L'homme de 57 ans était chargé d'évaluer les risques liés au feu dans le foyer pour migrants des Tattes, à Vernier (GE). Mardi, devant le Tribunal de police de Genève, il a rejeté toute responsabilité dans l'incendie tragique qui avait éclaté, en novembre 2014, dans l'un des bâtiments du centre. Un résidant y avait perdu la vie.
Le Ministère public reproche notamment au prévenu, poursuivi entre autres pour homicide par négligence, de ne pas avoir organisé un exercice d'évacuation du bâtiment où l'incendie s'est produit, alors qu'il était en poste depuis 2011. Selon l'accusé, un exercice a bien eu lieu, mais pas sur l'ensemble du site.
La police s'y était opposée, car elle estimait qu'elle ne pouvait pas garantir la sécurité, a expliqué le prévenu, interrogé durant près de quatre heures par le président du tribunal Olivier Lutz. Les deux bâtiments qui abritaient des hommes célibataires ont été exclus du périmètre de l'exercice, a-t-il souligné.
Certains résidants étaient des personnes déboutées ou qui faisaient l'objet d'une non-entrée en matière. Il s'agit d'une population sur laquelle la loi n'a plus de prise, a noté l'accusé. Ces gens ont perdu tout espoir dans le domaine de l'asile et les forces de l'ordre craignaient "des débordements et des mouvements violents".
Une opération compliquée
Par ailleurs, a ajouté le prévenu, un exercice d'évacuation d'un site comme le foyer des Tattes requiert une grande préparation. Il faut aviser le voisinage, les transports publics, les pompiers, la police et même l'Office fédéral des routes (OFROU), car l'autoroute passe à proximité, a-t-il précisé.

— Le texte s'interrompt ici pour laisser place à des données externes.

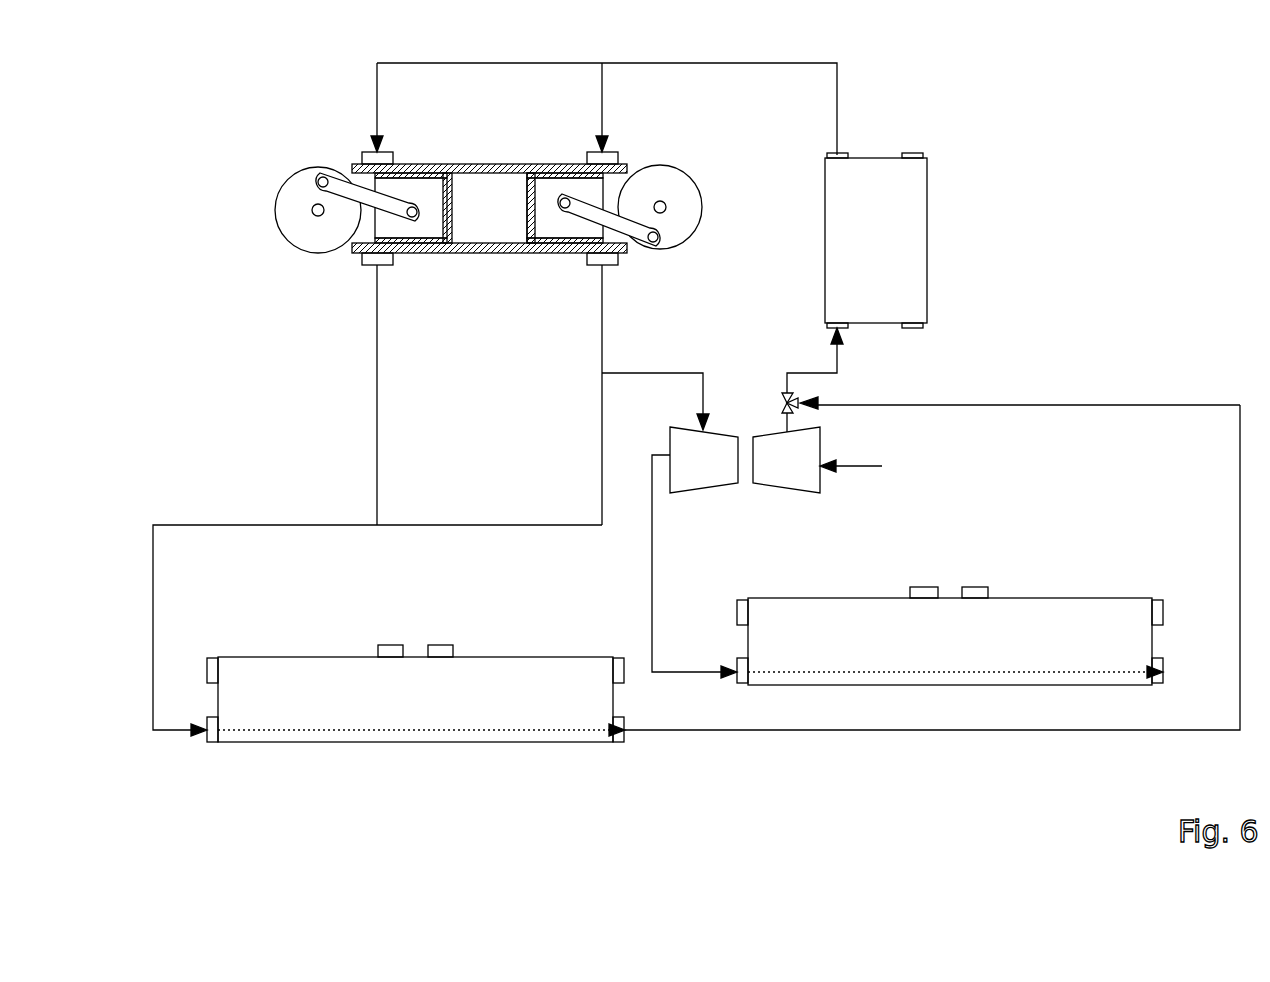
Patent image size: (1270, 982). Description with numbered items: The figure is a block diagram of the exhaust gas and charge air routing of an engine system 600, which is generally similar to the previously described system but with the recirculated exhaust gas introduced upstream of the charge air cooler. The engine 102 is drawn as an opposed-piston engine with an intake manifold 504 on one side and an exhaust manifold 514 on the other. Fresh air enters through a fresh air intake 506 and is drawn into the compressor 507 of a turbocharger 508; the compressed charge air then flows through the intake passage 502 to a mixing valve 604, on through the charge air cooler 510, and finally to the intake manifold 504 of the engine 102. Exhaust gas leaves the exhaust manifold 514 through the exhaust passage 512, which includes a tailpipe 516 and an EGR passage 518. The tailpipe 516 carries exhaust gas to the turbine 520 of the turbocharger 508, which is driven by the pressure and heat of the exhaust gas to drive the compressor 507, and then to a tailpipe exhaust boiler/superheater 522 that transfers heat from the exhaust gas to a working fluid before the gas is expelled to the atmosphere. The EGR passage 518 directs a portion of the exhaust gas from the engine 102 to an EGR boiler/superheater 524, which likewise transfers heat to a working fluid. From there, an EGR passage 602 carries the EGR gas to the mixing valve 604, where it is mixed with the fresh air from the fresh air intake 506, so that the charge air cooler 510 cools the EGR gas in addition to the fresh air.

The engine system 600 is at (1175, 158).
The engine 102 is at (360, 162).
The intake passage 502 is at (837, 92).
The intake manifold 504 is at (587, 157).
The exhaust manifold 514 is at (587, 257).
The exhaust passage 512 is at (603, 327).
The EGR passage 518 is at (212, 525).
The turbocharger 508 is at (744, 488).
The turbine 520 is at (704, 460).
The compressor 507 is at (786, 460).
The fresh air intake 506 is at (908, 474).
The mixing valve 604 is at (783, 398).
The EGR passage 602 is at (1192, 403).
The charge air cooler 510 is at (876, 240).
The tailpipe 516 is at (645, 598).
The tailpipe exhaust boiler/superheater 522 is at (950, 636).
The EGR boiler/superheater 524 is at (437, 734).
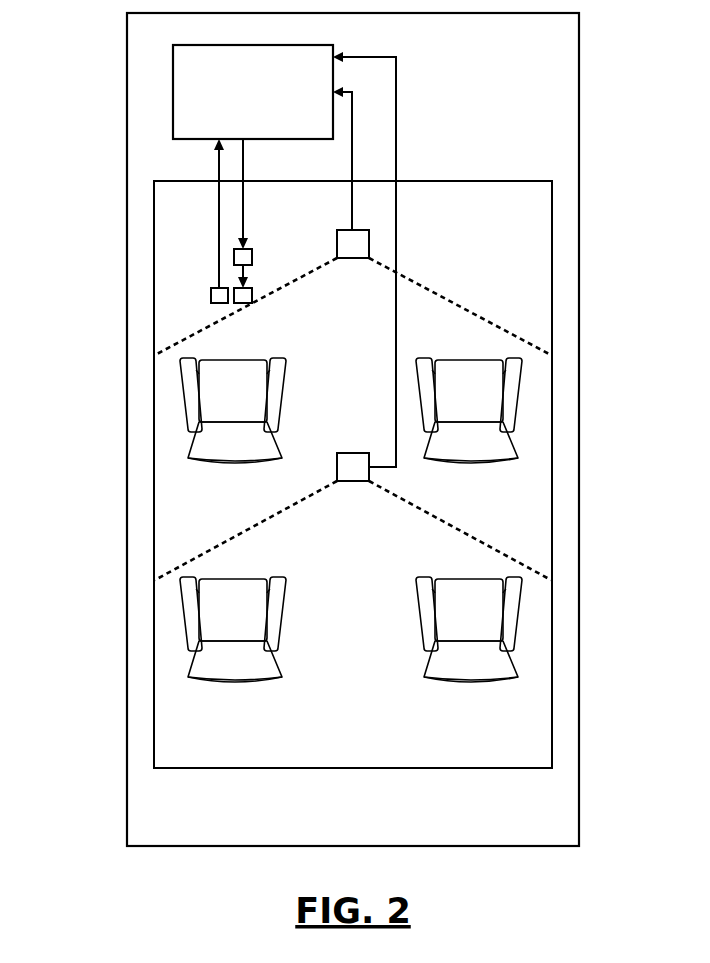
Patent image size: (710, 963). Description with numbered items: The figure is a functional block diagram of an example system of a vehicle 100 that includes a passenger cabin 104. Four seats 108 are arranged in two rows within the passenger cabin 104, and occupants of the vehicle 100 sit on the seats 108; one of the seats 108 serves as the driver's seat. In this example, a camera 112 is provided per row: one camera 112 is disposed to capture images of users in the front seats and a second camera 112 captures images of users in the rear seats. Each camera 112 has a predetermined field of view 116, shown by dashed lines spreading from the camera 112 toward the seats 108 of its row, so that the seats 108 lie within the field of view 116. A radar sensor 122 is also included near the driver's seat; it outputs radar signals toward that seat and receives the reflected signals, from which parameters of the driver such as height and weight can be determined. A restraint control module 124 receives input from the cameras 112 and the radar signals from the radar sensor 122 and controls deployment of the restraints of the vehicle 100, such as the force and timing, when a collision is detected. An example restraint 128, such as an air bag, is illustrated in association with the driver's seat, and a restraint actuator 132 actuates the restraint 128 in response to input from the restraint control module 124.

The vehicle 100 is at (579, 165).
The passenger cabin 104 is at (552, 330).
The seats 108 is at (195, 445).
The camera 112 is at (337, 232).
The field of view 116 is at (309, 276).
The radar sensor 122 is at (211, 290).
The restraint control module 124 is at (289, 140).
The restraint 128 is at (252, 290).
The restraint actuator 132 is at (252, 250).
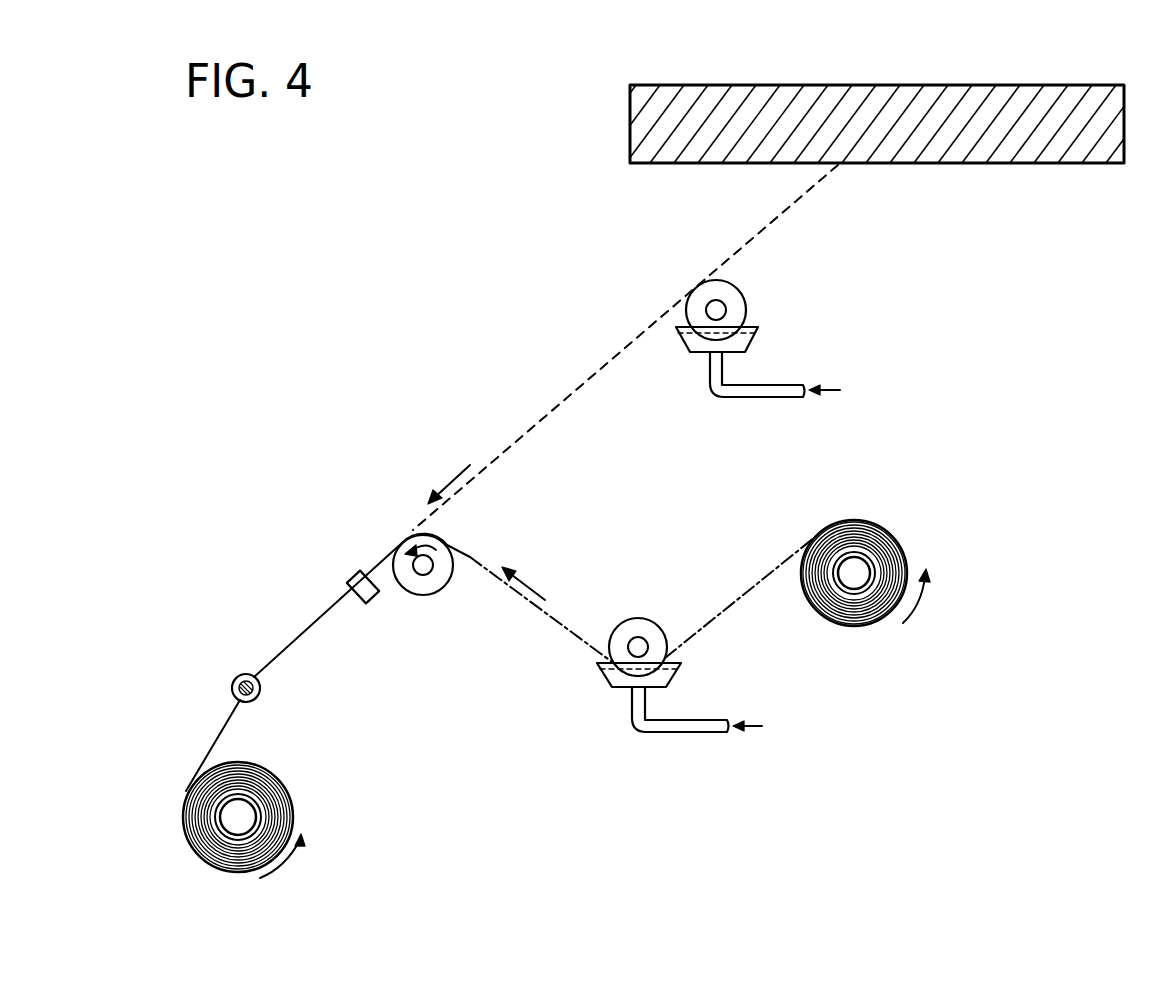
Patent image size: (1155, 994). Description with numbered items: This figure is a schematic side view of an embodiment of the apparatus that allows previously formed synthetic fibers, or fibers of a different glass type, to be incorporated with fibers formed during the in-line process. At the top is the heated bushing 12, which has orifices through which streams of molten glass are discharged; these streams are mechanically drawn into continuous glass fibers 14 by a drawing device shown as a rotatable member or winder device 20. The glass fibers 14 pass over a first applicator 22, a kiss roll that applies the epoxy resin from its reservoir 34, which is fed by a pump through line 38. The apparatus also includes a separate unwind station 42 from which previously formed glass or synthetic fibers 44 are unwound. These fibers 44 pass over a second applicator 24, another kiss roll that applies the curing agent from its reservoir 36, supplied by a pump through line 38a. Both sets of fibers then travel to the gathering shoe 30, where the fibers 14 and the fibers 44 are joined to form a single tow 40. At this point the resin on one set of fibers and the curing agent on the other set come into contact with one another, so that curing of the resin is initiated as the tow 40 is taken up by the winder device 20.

The heated bushing 12 is at (1005, 95).
The glass fibers 14 is at (753, 240).
The winder device 20 is at (293, 786).
The first applicator 22 is at (740, 298).
The second applicator 24 is at (645, 623).
The gathering shoe 30 is at (355, 577).
The reservoir 34 is at (683, 340).
The reservoir 36 is at (602, 676).
The line 38 is at (758, 392).
The line 38a is at (680, 731).
The single tow 40 is at (288, 642).
The separate unwind station 42 is at (905, 524).
The previously formed fibers 44 is at (727, 617).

Pour les Tattes, il a fallu réécrire trois fois le scénario, a ajouté le prévenu. De plus, selon lui, les personnes sont généralement de passage dans ce foyer. "Il y a beaucoup de roulement". Il n'est pas sûr qu'un exercice d'évacuation conçu à l'avance soit adapté aux résidants présents sur le site au moment T.
Règles communiquées
Le prévenu a aussi indiqué que les règles du foyer étaient communiquées aux résidants à leur arrivée. En outre, des affichettes placardées à divers endroits du foyer rappelaient les consignes. Ces affichettes avaient même été recouvertes de plexiglas afin d'éviter les dégradations.
Parmi les règles figure notamment l'interdiction pour les résidants de cuisiner et de fumer dans les chambres. Devant le juge, l'accusé a noté qu'à l'époque, les confiscations d'appareils étaient presque quotidiennes. Quant à l'interdiction de fumer dans les chambres, la règle était "quasiment impossible à faire respecter".
Outre cet ancien responsable incendie, quatre autres personnes sont jugées pour le drame du foyer des Tattes, deux agents de sécurité et deux anciens occupants du centre. Un résidant était mort asphyxié lors de l'incendie. D'autres personnes, paniquées, avaient sauté par les fenêtres, se blessant gravement pour certaines.
Le procès est programmé jusqu'à jeudi. Mercredi, la première procureure Anne-Laure Huber doit présenter ses réquisitions, suivie des plaidoiries des avocats.